Todo conflicto mediatizado por estrategias en las que se esgrime la fuerza o la conminación de utilizarla está abocado a perdurar sempiternamente, como se puede corroborar en ese inmenso banco de pruebas que es la historia de la humanidad. Es tan palmario que sorprende la disciplinada tozudez de muchos mandatarios en acogerse a ella para solventar conflictos. La violencia es una respuesta tosca y dañosa, muy efectiva en lo inmediato pero inútil en el largo recorrido. No resuelve el conflicto por el sencillo motivo de que un conflicto solo se soluciona si en el proceso de construir su solución no se lamina lo más basal de la convivencia. Todo actor que pierde la agencia en la posible resolución de un conflicto nunca se contentará con la solución acordada. Será una solución impuesta, y con aquello que se nos impone tendemos a mostrar una automática disconformidad reactiva. Ninguna solución auspiciada por la violencia tiene en cuenta los intereses de la otredad, motivo que explica por qué lo que se alcanza con violencia solo podrá ser sostenido con violencia. 

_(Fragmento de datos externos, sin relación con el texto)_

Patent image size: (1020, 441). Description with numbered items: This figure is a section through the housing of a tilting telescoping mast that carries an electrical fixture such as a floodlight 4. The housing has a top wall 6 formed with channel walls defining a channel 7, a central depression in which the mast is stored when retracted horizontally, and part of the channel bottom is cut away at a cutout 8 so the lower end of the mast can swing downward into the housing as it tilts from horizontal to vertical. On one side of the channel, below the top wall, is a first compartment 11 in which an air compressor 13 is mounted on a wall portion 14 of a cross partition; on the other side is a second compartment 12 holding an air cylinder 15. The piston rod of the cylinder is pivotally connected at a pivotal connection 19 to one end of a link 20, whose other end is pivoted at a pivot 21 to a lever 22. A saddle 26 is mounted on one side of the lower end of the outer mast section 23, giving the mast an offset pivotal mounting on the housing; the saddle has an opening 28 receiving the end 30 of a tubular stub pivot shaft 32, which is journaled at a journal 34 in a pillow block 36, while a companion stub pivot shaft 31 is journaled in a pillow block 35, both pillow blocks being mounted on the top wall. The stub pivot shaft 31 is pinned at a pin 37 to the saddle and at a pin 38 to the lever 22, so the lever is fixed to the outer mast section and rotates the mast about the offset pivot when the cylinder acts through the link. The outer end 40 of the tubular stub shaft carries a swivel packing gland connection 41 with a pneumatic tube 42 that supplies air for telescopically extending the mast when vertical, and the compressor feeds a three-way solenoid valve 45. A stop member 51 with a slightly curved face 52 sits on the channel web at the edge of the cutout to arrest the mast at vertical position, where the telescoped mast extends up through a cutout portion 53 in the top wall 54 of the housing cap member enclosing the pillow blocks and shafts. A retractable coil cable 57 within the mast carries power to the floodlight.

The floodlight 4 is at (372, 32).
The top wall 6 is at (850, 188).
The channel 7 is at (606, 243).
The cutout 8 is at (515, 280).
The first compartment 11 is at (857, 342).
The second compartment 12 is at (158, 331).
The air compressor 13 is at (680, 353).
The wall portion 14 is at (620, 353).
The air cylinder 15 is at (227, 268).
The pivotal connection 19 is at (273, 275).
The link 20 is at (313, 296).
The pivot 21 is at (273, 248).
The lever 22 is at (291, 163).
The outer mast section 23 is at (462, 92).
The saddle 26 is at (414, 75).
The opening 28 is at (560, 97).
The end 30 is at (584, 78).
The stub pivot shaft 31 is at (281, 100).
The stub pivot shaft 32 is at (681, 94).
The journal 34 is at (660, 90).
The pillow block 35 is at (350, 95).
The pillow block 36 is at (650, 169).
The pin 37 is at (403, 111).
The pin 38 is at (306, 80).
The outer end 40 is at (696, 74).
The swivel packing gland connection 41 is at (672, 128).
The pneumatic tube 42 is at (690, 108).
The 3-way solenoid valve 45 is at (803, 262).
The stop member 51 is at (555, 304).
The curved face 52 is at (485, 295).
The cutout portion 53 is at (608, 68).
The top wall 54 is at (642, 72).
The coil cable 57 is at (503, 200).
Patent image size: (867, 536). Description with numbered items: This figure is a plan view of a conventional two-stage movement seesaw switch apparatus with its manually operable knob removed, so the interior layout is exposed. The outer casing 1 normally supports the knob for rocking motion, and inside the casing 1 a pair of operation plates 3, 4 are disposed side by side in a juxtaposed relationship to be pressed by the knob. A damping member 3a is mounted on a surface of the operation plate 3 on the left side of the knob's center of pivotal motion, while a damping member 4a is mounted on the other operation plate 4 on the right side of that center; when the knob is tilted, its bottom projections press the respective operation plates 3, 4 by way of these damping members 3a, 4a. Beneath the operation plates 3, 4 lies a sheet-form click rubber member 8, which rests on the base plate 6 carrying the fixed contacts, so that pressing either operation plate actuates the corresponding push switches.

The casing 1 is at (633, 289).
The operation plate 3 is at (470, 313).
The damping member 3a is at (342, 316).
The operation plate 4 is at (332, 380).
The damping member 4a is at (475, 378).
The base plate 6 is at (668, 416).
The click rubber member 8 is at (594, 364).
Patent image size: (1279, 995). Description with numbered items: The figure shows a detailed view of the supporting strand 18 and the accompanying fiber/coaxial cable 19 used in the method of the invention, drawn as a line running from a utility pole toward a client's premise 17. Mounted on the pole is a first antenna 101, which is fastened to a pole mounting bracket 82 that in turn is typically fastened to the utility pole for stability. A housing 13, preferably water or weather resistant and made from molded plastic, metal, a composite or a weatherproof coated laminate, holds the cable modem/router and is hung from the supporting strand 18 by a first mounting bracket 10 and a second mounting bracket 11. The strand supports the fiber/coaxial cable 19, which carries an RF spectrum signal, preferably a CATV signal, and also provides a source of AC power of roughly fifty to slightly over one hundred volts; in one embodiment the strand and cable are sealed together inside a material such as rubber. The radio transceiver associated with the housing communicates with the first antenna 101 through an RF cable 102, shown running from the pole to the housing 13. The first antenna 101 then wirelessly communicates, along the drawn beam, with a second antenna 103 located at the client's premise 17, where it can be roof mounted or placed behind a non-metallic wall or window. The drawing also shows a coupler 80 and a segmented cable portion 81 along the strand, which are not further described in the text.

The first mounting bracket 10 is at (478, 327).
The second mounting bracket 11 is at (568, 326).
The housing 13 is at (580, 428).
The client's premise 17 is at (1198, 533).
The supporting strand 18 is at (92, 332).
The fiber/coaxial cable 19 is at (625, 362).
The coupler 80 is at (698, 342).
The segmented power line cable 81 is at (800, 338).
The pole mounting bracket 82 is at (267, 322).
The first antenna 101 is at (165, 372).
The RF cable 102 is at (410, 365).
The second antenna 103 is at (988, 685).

En alguna de mis conferencias he hecho un uso público de mi voz para compartir la tristeza que me asola cuando desde la confortabilidad del sofá de mi casa contemplo cómo una unidad política bombardea ciudades de otra unidad política con el afán de solucionar un conflicto hondamente arraigado. De este modo el conflicto se puede terminar, pero no solucionar. Es mera cuestión de tiempo que vuelva a erupcionar, solo que en la siguiente ocasión lo hará con más virulencia que la anterior, y por lo tanto anegando de más dolor y sufrimiento las vidas de las personas que han tenido la mala suerte de vivir en el epicentro de estas bacanales de destrucción y absurdidad. Es descorazonador divisar desde la lejanía cómo la laureada inteligencia tan idiosincráticamente humana puede llegar a ser tan torpe si no cuenta con la colaboración de la bondad.